Jongin belki olabilecek en yanlış kişi değildi. Hatta onu insan olarak tanıyor olsam, aramızda bir bağ olmasa belki yeniden ona aşık bile olabilirdim. Bu bilemeyecektim. Bilemeyecektik. Tek bildiğim şu an oğlanın varlığı bile bedenimi kendine çekebilecek güçteydi. Bağ güçlenmişti. Hem de artık ondan bir milim bile uzaklaşmama izin vermeyecek kadar. Bu tehlikeliydi. Ama dediğim gibi, olması beklenen şey de buydu işte.

Garip olan tek şey içimde can sıkıcı derecede rahatsız edici o heyecandı. Garipti çünkü bana fazlasıyla yabancıydı. Bunu yaşayan ben değildim. Bu düşünce dakikalardır aynı noktaya bakıp bir şeyleri sorgulamama neden oluyordu hatta. İçimde taşmakta olan o hisler bana ait değildi. Kurduma aitti. Ve ben hayatımda ilk defa bu duyguyu bu kadar güçlü hissediyordum. Kurdumun varlığını bu denli yoğun hissettiğim ilk seferdi.

''İyi değilim.''

Jongin duraksadı. Hemen yanımda bana sıkıca sarılmıştı. Bu yüzden saçlarımı okşayan o sıcak nefesimi fazlasıyla iyi hissedebiliyordum. Nefesi teklemişti. Şaşırmış olmalıydı. Evet, beni hissediyor olabilirdi ama ne düşündüğüm konusunda en ufak bir fikri bile yoktu.

''Canın mı yanıyor?''

Bunun onu endişelendirdiğini fark ettim.
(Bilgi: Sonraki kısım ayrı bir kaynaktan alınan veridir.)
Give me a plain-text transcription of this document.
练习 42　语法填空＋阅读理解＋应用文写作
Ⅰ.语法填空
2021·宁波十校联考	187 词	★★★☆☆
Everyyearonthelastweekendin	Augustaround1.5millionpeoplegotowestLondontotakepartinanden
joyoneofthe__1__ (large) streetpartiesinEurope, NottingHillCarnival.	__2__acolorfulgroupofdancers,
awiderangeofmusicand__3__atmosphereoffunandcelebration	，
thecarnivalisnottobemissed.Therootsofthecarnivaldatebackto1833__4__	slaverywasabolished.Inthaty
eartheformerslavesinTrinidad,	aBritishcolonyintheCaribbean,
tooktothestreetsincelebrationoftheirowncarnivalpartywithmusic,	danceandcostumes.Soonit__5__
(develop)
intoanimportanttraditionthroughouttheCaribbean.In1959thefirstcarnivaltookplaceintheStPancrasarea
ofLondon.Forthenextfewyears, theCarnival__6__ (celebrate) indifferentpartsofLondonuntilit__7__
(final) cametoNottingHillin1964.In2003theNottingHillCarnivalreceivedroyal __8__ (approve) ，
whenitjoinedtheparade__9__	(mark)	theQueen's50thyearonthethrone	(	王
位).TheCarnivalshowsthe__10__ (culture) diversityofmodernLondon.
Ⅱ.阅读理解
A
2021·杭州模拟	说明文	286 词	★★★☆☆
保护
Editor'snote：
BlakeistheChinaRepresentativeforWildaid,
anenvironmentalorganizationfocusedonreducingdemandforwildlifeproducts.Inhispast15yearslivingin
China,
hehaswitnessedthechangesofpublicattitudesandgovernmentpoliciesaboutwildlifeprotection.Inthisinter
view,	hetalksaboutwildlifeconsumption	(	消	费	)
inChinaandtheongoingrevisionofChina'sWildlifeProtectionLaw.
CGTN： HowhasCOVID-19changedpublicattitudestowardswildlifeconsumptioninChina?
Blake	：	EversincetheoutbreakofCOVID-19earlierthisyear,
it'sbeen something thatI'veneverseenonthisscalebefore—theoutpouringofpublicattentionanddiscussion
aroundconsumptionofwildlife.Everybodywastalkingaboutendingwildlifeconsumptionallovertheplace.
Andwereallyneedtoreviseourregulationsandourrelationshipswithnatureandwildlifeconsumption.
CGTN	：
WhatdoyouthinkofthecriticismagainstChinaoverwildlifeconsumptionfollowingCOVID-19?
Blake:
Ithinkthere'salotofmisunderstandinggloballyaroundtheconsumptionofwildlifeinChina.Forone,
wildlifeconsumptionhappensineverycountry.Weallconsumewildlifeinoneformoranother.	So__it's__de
Başım iki yana usulca sallanırken bunun hoşuma gitmediği ortadaydı. Onu endişelendirmekten nefret etmiştim hatta.

''Canım yanmıyor ama... Sanırım onu hissedebiliyorum.''

Doğruldu. Bedeninin benimkinden yavaşça uzaklaştığını fark edince bakışlarımı beyaz tavanımdan ayırıp ona çevirdim. Dikkatli gözleri yüzümün her bir noktasında gezindi.

''Emin misin?''

Sesindeki heyecan mimiklerine de yansırken sordu.